2
votes

I am working on a project that uses a Microchip PIC24FJ256GA702. For several days I have been looking for an intermittent bug with some UART code. It uses an interrupt service routine (ISR) to transmit a buffer named char txBuff[] and its length int txLen.

In the main (i.e. not ISR) code I occasionally access the buffer to add bytes or to see how many bytes are left to transmit. To ensure the main code sees a clean copy of the buffer it has a critical section in the form:

Disable interrupts
Read and write 'txBuff' and its length 'txLen'
Enable interrupt

There are several ways to disable an ISR on this PIC. Including: Use the DISI instruction, or clear the GIE bit, or alter interrupt priority levels.

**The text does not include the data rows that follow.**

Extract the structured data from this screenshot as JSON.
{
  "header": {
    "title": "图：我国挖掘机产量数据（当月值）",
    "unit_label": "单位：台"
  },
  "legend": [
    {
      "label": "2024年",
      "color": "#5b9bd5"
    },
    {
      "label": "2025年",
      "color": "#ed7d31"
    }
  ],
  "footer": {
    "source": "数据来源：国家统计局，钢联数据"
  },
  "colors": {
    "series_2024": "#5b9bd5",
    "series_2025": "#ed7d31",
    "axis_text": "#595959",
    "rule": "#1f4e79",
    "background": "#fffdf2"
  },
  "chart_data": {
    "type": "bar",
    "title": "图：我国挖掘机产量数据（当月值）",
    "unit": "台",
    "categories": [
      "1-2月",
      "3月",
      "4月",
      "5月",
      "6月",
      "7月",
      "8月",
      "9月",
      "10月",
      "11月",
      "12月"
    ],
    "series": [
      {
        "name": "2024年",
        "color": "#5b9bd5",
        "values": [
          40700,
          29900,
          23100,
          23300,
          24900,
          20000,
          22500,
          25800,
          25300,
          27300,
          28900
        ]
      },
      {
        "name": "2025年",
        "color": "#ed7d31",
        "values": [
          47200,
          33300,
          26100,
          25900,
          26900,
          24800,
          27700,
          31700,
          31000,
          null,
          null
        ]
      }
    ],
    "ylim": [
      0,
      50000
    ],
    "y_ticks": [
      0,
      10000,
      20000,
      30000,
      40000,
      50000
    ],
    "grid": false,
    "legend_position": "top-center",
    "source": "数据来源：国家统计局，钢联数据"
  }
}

But I have chosen to clear the interrupt to enable bit of the specific interrupt bit in IECx. In this case, it is IEC1bits.U2TXIE because I am using UART2. I do this because it is easy, it does not disable unrelated interrupts, and it has always worked well in my other projects. So in C, the critical section is:

IEC1bits.U2TXIE = 0;
copyOfTxLen = txLen;
...
IEC1bits.U2TXIE = 1;

And the disassembly listing starts:

 BCLR 0x9B, #7 // disable interrupt
 MOV txLen, W1 // read txLen
...

The problem: I am now fairly certain that the ISR occasionally gets called during read txLen such that copyOfTxLen ends up being the value of txLen before the ISR was called, but the remainder of the critical section sees variables in the state they are after the ISR is called.

The question: Is my code faulty? If so how can the fault be avoided?

Some background:

  • UART is running at a high speed (250 kBaud) with a PIC24 clock of 8 MHz, a byte every 160 instructions, so the ISR is quite busy and this I think increases the chances of hitting a race condition compared to my previous projects.
  • I see dsPIC33/PIC24 Family Reference Manual / Interrupts, section 2.3.1 Note 2 says "There is one cycle delay between clearing the GIE bit and the interrupts being disabled." Now this refers to GIE, not U2TXIE and I am not sure whether it would cause a problem like I am seeing because the MOV instruction is a 2 cycle instruction. But nevertheless, it looks like a cunning way to trap unwary programmers.
  • If I try to debug it or add any debug code the already very intermittent problem goes away (feels like a race condition). I don't want to just add some NOPs without knowing exactly why I should because race conditions always bite you back unless you actually fix them.
1

1 Answers

1
votes

The code in the question is faulty. To fix it, wrap expressions intended to disable interrupts such as IEC1bits.U2TXIE = 0 in a macro like this:

__write_to_IEC(IEC1bits.U2TXIE = 0);

XC16 compiler release notes says:

__write_to_IEC(X) - a macro that wraps the expression X with an appropriate number of nop instructions to ensure that the write to the IEC register has taken effect before the program executes. For example, __write_to_IEC(IEC0bits.T1IE = 0); will not progress until the device has disabled the interrupt enable bit for T1 (Timer1).

In p24FJ256GA702.h that is provided with the XC16 compiler, the macro is defined:

#define __write_to_IEC(X) \
   ( (void)(X), \
     __builtin_nop() \
   )

So despite not being mentioned anywhere in the PIC24FJ256GA705 FAMILY datasheet or in the separate Interrupts document, it seems clear that a single NOP is required here on this PIC.

Update: I find exactly the same issue on the dsPIC33EP256MU806 (dsPIC33E family) which requires two NOP instructions.